Bufferbudget
Introductie van een bufferbudget. Per kalenderjaar kan het college tot maximaal € 1000 ambtshalve toekennen aan degene die door inkomstenverrekening in een of meerdere specifieke maanden over minder kan beschikken dan de bijstandsnorm.
Het bufferbudget wordt niet als middel aangemerkt.
Artikel 34b Pw
1. Het college kan op basis van individuele omstandigheden voor degene die inkomen uit arbeid en algemene bijstand ontvangt, ambtshalve een bufferbudget tot maximaal € 1.000 per kalenderjaar inzetten, indien:
- de belanghebbende als gevolg van inkomstenverrekening instabiliteit in inkomen heeft of zal hebben, waardoor die persoon of het gezin gedurende een of meer maanden op maandbasis minder dan de bijstandsnorm tot zijn beschikking heeft of daar redelijkerwijs over kan beschikken; en
- het bufferbudget naar het oordeel van het college bijdraagt aan het werken in deeltijd of aan volledige arbeidsinschakeling van deze persoon.
2. Het college wendt het bufferbudget aan om betalingen aan de belanghebbende te doen, of om onverschuldigd betaalde algemene bijstand te vereffenen vanwege het in aanmerking nemen van inkomsten uit arbeid, voor zover dit naar het oordeel van het college bijdraagt aan de stabiliteit van de inkomensvoorziening in een of meer maanden.
3. Bij aanwending van het bufferbudget zijn de artikelen 11, vierde lid, en 45, vierde lid, van overeenkomstige toepassing.
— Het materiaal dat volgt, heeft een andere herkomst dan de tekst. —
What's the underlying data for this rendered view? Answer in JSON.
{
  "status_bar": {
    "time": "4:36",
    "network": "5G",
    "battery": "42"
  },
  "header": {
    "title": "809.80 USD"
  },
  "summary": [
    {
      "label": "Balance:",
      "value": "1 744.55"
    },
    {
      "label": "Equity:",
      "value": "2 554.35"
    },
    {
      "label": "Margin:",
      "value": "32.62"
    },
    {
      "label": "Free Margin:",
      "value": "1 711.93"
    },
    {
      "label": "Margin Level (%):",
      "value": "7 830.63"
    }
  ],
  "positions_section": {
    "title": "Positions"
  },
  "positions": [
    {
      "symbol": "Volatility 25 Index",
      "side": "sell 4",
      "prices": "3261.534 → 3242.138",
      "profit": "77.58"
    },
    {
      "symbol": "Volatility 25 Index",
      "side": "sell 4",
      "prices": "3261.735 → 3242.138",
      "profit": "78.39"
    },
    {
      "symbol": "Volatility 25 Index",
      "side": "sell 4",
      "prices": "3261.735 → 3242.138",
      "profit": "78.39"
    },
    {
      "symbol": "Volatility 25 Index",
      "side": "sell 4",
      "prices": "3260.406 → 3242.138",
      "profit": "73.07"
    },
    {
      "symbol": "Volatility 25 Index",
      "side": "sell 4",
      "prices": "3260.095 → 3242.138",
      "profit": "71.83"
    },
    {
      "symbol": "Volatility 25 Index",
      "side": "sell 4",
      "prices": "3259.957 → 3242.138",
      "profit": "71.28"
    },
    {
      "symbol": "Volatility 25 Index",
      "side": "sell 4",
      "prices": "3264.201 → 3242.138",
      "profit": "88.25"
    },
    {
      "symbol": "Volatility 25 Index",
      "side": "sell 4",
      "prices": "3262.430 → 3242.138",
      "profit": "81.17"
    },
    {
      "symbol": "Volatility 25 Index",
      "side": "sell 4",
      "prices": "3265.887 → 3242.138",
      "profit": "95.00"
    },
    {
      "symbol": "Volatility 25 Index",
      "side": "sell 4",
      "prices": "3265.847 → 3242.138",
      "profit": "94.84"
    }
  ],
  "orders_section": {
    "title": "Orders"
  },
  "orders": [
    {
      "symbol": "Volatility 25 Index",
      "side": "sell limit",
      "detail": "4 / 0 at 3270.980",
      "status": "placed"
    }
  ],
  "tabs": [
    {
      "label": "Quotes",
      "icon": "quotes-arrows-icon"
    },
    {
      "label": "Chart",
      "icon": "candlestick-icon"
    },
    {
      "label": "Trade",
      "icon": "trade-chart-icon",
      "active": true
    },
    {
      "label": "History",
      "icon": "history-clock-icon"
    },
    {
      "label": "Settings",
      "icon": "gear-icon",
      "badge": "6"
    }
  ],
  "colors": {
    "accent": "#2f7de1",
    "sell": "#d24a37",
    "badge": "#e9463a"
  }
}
Artikel 31, tweede lid, onder j, Pw
Niet tot de middelen van belanghebbende worden gerekend een een- of tweemalige premie van ten hoogste € 3.263,00 per kalenderjaar, en een bufferbudget als bedoeld in artikel 34b voor zover dit naar het oordeel van het college bijdraagt aan zijn arbeidsinschakeling.